Hemiandrus electra, the Kahurangi ground wētā, is a species of ground wētā endemic to New Zealand. Being a ground wētā, they are often found in burrows in the ground during the daytime (as they are also nocturnal). The species is occurs on the South Island and is classified as "Not Threatened". This species of wētā is unusual for an insect in that the female looks after her eggs and nymphs; this is known as maternal care.

== Taxonomy ==
Hemiandrus electra was first described in 2013, but had been referred to in previous publications by an informal (tag) name (Hemiandrus 'okiwi'). The species name comes from the Greek name Elektra, one of the Pleiades sisters (in Greek mythology the seven daughters of Pleione and Atlas), meaning amber or shinning. This name is given to this species due to the bight orange colour of the insects, and as sister to H. maia, a reference to their morphological similarity.

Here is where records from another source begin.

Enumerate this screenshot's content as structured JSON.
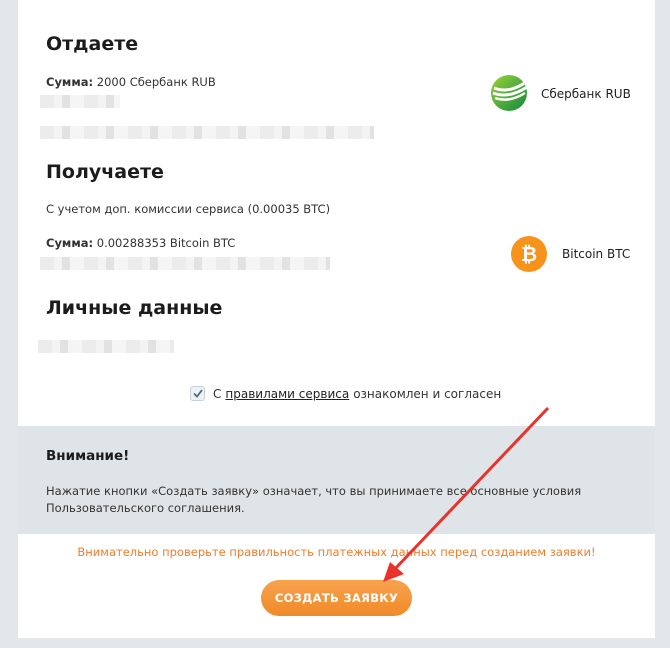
{
  "give": {
    "title": "Отдаете",
    "sum_label": "Сумма:",
    "sum_value": "2000 Сбербанк RUB",
    "method_name": "Сбербанк RUB",
    "method_icon": "sberbank-logo-icon"
  },
  "receive": {
    "title": "Получаете",
    "fee_note": "С учетом доп. комиссии сервиса (0.00035 BTC)",
    "sum_label": "Сумма:",
    "sum_value": "0.00288353 Bitcoin BTC",
    "method_name": "Bitcoin BTC",
    "method_icon": "bitcoin-logo-icon"
  },
  "personal": {
    "title": "Личные данные"
  },
  "consent": {
    "prefix": "С",
    "link": "правилами сервиса",
    "suffix": "ознакомлен и согласен",
    "checked": true
  },
  "notice": {
    "title": "Внимание!",
    "text": "Нажатие кнопки «Создать заявку» означает, что вы принимаете все основные условия Пользовательского соглашения."
  },
  "warning": "Внимательно проверьте правильность платежных данных перед созданием заявки!",
  "submit_label": "СОЗДАТЬ ЗАЯВКУ",
  "colors": {
    "accent": "#f08a28",
    "warning": "#f07d2a",
    "notice_bg": "#dfe4e8",
    "sber_green": "#21a038",
    "bitcoin_orange": "#f7931a",
    "arrow_red": "#e8322a"
  }
}
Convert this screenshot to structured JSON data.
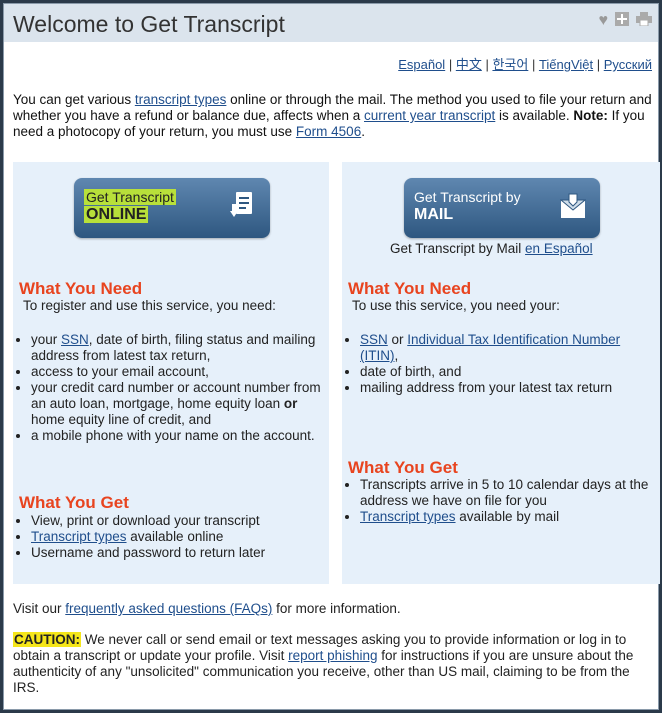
{
  "header": {
    "title": "Welcome to Get Transcript"
  },
  "icons": [
    "heart-icon",
    "plus-icon",
    "print-icon"
  ],
  "languages": [
    "Español",
    "中文",
    "한국어",
    "TiếngViệt",
    "Русский"
  ],
  "intro": {
    "t1": "You can get various ",
    "l1": "transcript types",
    "t2": " online or through the mail. The method you used to file your return and whether you have a refund or balance due, affects when a ",
    "l2": "current year transcript",
    "t3": " is available. ",
    "note": "Note:",
    "t4": " If you need a photocopy of your return, you must use ",
    "l3": "Form 4506",
    "t5": "."
  },
  "online": {
    "btn1": "Get Transcript",
    "btn2": "ONLINE",
    "need_title": "What You Need",
    "need_sub": "To register and use this service, you need:",
    "need_items": {
      "i1a": "your ",
      "i1l": "SSN",
      "i1b": ", date of birth, filing status and mailing address from latest tax return,",
      "i2": "access to your email account,",
      "i3a": "your credit card number or account number from an auto loan, mortgage, home equity loan ",
      "i3or": "or",
      "i3b": " home equity line of credit, and",
      "i4": "a mobile phone with your name on the account."
    },
    "get_title": "What You Get",
    "get_items": {
      "g1": "View, print or download your transcript",
      "g2l": "Transcript types",
      "g2": " available online",
      "g3": "Username and password to return later"
    }
  },
  "mail": {
    "btn1": "Get Transcript by",
    "btn2": "MAIL",
    "by_text": "Get Transcript by Mail ",
    "by_link": "en Español",
    "need_title": "What You Need",
    "need_sub": "To use this service, you need your:",
    "need_items": {
      "i1l": "SSN",
      "i1a": " or ",
      "i1l2": "Individual Tax Identification Number (ITIN)",
      "i1b": ",",
      "i2": "date of birth, and",
      "i3": "mailing address from your latest tax return"
    },
    "get_title": "What You Get",
    "get_items": {
      "g1": "Transcripts arrive in 5 to 10 calendar days at  the  address we have on file for you",
      "g2l": "Transcript types",
      "g2": " available by mail"
    }
  },
  "faq": {
    "t1": "Visit our ",
    "link": "frequently asked questions (FAQs)",
    "t2": " for more information."
  },
  "caution": {
    "label": "CAUTION:",
    "t1": " We never call or send email or text messages asking you to provide information or log in to obtain a transcript or update your profile. Visit ",
    "link": "report phishing",
    "t2": " for instructions if you are unsure about the authenticity of any \"unsolicited\" communication you receive, other than US mail, claiming to be from the IRS."
  }
}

== Habitat/distribution ==
Hemiandrus electra are endemic to the South Island of New Zealand. Because they are a ground wētā, they are often found in burrows in the ground during the day, as they are a nocturnal species. During the night however, they are quite active on the ground, but are also found in vegetation.

== Conservation ==
Under the New Zealand Threat Classification System, this species is listed as "Not Threatened".

== Diet ==
Hemiandrus electra is omnivorous, about 80% of its diet is plant and 20% invertebrates. It has been observed eating invertebrates such as cicada

== Morphology ==
Kahurangi ground wētā females have a medium-length ovipositor. Male and females have fore tibiae with a single superior prolateral spine (excluding apical spine); mid tibiae with two superior prolateral spines and three superior retrolateral spines (excluding apical spines). Morphological they are very similar to the Otago ground wētā H. maia, but can be distinguished by number of tergal stridulatory pegs and male terminalia.

== Behavior ==
Hemiandrus electra come out of their burrows at night. During mating males provide the female with a nuptial food gift. The females share burrows with their eggs and care for nymphs.